A Síndrome do Pânico é definida pelos especialistas como um distúrbio psicossomático cujo principal sintoma é um medo irracional.

Esta enfermidade incapacitante se caracteriza pela ocorrência de crises agudas inesperadas de medo e desespero, sem causa aparente, e cujos principais sintomas são uma combinação de reações físicas e psicológicas.

É um Transtorno de Ansiedade que atinge de 2 a 4% da população e já é considerado um sério problema de saúde ocupando o 2o lugar de todas as queixas psicológicas (perdendo apenas para a Depressão).

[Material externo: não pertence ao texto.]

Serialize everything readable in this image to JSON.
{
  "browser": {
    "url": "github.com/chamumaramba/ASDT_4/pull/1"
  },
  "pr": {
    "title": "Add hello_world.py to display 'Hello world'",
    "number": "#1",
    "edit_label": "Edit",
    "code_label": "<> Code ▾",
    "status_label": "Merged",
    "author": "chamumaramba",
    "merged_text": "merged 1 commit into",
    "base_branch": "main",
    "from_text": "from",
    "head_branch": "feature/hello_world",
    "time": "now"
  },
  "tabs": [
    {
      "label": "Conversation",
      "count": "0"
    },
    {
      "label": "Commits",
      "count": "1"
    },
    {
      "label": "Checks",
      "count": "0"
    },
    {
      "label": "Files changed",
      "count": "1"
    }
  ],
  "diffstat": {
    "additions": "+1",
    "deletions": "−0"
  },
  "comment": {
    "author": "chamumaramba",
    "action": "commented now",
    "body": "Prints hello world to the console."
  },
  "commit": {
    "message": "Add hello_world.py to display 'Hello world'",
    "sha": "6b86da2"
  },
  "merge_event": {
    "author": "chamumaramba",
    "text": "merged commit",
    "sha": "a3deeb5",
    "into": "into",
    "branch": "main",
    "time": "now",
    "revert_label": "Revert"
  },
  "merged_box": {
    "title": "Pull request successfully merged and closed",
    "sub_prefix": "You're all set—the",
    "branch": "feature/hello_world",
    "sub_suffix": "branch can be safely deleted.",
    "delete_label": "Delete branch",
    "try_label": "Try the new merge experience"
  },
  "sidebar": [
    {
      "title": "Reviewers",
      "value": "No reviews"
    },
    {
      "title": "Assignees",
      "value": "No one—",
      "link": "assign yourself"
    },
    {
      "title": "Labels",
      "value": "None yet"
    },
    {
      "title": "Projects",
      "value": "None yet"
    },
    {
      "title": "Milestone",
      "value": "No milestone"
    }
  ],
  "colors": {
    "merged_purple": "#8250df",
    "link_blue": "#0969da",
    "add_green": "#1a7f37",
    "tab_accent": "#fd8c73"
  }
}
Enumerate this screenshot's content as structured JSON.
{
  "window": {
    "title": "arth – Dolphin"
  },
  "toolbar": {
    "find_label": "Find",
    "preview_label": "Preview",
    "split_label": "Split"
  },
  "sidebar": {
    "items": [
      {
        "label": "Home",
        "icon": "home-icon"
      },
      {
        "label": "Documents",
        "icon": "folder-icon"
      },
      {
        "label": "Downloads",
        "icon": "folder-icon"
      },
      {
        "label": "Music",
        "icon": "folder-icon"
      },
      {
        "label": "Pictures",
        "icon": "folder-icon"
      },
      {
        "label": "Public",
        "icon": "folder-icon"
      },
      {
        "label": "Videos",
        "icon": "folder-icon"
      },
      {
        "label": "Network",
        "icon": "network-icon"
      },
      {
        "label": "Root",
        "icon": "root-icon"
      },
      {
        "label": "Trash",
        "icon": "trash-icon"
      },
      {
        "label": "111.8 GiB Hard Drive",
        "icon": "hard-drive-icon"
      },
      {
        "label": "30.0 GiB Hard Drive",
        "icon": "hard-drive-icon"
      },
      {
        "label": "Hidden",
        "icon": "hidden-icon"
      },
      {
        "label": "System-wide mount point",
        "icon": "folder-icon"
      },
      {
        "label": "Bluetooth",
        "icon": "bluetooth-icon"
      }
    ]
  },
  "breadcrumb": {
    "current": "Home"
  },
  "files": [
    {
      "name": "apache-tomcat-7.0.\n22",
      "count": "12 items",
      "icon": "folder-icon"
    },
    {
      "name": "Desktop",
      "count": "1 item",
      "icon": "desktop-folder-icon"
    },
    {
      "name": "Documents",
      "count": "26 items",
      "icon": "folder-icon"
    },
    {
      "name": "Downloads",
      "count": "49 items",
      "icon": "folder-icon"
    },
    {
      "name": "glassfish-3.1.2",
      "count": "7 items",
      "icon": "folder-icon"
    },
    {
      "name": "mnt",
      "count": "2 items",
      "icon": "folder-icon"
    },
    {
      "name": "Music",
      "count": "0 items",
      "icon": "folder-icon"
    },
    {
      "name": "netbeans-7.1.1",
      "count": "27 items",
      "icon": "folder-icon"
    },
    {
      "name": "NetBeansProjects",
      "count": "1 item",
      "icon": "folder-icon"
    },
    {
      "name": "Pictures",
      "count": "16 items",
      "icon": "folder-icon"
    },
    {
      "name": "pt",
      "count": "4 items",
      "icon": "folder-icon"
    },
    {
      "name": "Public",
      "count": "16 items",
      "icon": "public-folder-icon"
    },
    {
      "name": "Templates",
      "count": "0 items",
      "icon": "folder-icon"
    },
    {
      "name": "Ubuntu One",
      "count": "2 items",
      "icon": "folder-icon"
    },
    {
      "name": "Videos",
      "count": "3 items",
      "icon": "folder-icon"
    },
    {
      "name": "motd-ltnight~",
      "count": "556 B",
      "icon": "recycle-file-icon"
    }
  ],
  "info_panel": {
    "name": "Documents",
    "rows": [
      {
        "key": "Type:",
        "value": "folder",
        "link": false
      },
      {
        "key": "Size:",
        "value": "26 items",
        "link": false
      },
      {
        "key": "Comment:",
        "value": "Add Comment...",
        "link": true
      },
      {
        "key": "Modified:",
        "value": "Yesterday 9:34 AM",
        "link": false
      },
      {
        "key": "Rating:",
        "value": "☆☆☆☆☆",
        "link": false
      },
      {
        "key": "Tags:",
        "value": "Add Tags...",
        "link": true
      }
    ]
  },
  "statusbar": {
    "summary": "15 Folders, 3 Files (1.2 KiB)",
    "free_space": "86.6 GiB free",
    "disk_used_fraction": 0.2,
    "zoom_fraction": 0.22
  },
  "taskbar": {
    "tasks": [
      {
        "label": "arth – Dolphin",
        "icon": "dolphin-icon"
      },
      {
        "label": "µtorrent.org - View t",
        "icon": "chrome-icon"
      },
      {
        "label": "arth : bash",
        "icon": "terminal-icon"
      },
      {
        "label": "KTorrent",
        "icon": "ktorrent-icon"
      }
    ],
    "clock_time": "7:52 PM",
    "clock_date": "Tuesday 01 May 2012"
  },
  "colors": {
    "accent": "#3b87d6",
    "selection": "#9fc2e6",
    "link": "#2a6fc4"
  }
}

Como é um Ataque de Pânico?

Subitamente surgem sensações de terror e medo, acompanhadas de desconforto físico intenso seguidos de um sentimento de perigo e desejo de fugir.

Seus principais sintomas são:

Sintomas físicos

  • Dor no peito ou desconforto torácico;
  • Palpitações ou taquicardia;
  • Falta de ar;
  • Sudorese abundante;
  • Tremores ou abalos;
  • Náusea ou distúrbios intestinais;
  • Calafrios ou ondas de calor;
  • Sensação de formigamento de mãos e pés;
  • Sensação de tontura, vertigem ou desmaio;

Sintomas psicológicos

  • Medo de morrer;
  • Medo de perder o controle ou enlouquecer;
  • Sensação de irrealidade ou despersonalização.

CAUSAS DO PÂNICO

Fatores Psicológicos.

  1. Perturbações e Traumas ocorridos durante o Desenvolvimento e a Formação da Personalidade caracterizam um quadro propício para o surgimento da enfermidade.
  1. Exposição a circunstâncias traumáticas que são persistentemente revividas em recordações, sonhos ou até fazem parte do cotidiano do indivíduo.

Fator Genético. Predisposição de desenvolvimento da doença em pessoas que possuem pai ou mãe com o distúrbio (hereditariedade).

Fator Sócio-cultural. O meio a que o indivíduo é submetido (violência, economia instável e as características atuais do trabalho) é decisivo para o desenvolvimento da Ansiedade.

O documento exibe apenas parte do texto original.